Under the header "Um, Pathetic," the New Yorker's Hendrick Hertzberg takes on left-wing critics of the health care reform bill. Notably, Hertzberg actually agrees with the substantive criticism of the health care bill.
The left-wing critics are right about the conspicuous flaws of the pending health-care reform—its lack of even a weak “public option,” its too meagre subsidies, its windfalls for Big Pharma, its capitulation on abortion coverage, its reliance on private insurance. And there are surely senators and representatives whose motives are base or, broadly speaking, corrupt.

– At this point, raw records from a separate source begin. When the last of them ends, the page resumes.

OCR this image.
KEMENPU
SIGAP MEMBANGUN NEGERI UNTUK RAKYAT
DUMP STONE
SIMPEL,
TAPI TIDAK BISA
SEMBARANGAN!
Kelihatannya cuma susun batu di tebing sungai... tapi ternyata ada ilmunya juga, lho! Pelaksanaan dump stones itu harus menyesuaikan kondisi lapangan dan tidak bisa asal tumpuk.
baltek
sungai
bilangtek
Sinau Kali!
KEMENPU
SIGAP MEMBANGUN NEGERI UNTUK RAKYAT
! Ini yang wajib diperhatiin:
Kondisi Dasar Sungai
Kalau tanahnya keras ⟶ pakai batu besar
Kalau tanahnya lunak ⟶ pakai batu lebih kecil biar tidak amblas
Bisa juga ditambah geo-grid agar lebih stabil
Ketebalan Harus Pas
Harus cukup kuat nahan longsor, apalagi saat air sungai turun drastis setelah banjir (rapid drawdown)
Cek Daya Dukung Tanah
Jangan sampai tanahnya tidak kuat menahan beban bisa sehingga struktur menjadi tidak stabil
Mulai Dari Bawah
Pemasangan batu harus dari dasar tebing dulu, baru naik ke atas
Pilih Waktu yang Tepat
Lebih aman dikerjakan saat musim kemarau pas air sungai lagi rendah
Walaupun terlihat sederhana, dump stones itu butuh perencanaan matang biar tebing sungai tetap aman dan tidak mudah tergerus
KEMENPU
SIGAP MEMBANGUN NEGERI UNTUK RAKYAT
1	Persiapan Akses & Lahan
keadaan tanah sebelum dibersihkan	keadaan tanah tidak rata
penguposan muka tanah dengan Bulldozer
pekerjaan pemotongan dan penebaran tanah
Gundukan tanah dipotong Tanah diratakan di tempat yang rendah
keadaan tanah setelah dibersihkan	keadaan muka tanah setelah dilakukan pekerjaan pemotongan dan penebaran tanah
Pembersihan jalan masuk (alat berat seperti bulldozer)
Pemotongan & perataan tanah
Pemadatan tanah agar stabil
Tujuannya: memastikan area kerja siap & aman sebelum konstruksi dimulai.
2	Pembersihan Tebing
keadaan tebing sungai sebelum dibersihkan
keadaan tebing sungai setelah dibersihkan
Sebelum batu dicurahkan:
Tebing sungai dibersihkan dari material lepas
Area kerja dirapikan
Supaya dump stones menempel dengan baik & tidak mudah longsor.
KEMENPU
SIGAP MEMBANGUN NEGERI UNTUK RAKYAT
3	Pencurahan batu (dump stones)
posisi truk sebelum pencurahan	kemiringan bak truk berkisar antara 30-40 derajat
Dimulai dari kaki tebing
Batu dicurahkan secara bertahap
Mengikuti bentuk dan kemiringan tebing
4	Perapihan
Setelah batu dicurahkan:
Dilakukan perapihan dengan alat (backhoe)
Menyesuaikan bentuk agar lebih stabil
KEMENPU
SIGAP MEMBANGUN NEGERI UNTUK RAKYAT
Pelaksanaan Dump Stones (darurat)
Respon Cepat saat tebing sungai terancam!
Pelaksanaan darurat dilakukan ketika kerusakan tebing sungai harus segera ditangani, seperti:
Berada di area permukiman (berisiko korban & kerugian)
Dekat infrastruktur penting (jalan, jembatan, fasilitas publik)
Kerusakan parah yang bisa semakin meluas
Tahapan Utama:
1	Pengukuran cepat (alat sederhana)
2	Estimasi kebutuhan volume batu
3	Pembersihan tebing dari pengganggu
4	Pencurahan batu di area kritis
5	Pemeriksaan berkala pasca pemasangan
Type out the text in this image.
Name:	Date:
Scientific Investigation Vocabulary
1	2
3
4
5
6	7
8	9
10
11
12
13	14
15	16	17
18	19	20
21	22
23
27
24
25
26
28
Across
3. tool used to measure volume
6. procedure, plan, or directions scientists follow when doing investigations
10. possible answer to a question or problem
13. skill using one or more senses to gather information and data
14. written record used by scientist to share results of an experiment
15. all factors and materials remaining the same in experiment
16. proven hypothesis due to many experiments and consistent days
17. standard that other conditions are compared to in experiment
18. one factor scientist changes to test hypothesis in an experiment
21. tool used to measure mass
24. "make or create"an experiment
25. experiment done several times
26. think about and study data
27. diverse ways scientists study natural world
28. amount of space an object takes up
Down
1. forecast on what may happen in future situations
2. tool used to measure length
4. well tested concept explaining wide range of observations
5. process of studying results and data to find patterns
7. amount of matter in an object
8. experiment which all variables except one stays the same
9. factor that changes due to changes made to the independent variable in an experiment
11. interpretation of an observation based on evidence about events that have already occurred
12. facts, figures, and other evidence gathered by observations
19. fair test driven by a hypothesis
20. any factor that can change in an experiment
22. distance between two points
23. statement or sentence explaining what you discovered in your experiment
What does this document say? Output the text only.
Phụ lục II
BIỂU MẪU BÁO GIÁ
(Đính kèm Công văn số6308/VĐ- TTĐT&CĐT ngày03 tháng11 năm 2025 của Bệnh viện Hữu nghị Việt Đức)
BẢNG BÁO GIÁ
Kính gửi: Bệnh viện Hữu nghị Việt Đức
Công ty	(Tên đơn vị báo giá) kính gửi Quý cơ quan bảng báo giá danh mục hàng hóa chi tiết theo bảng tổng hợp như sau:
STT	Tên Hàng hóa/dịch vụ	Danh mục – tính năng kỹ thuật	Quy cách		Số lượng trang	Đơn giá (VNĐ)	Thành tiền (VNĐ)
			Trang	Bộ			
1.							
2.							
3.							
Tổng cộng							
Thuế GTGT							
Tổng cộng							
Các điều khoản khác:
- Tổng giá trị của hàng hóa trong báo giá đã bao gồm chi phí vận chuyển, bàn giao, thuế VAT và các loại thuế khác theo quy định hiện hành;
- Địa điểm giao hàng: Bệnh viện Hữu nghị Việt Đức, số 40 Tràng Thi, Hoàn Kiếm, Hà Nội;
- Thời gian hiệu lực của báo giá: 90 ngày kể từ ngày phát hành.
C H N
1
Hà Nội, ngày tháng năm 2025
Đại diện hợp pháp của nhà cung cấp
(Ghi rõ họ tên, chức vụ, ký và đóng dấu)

So what's Hertzberg's beef?
But it is nonsense to attribute the less than fully satisfactory result to the alleged perfidy of the President or “the Democrats.”
Ah, so Hertzberg believes that progressives (especially members of what he calls "the Internet cohort") are impugning President Obama's motives. He singles out a weeks-old tweet in which Markos slammed the Senate health care bill as a "monstrosity" that should be killed. To Hertzberg, this is an example of "nonsense," but such a glib proclamation overlooks the fact that when Markos made his statement, the final Senate bill was still being negotiated, and progressive pushback likely made it stronger than it otherwise would have been.
Certainly, progressives could have shouted from the rooftops about how great the bill was, but who can forget what happened when we jumped on board the Medicare buy-in compromise? Didn't go so well, did it? At least this time, Ben Nelson was unsuccessful in his efforts to reduce subsidies, the loophole allowing insurers to cap annual benefits was eliminated, Bernie Sanders' Community Health Centers were funded, and a loophole allowing national plans to sidestep state regulations was closed.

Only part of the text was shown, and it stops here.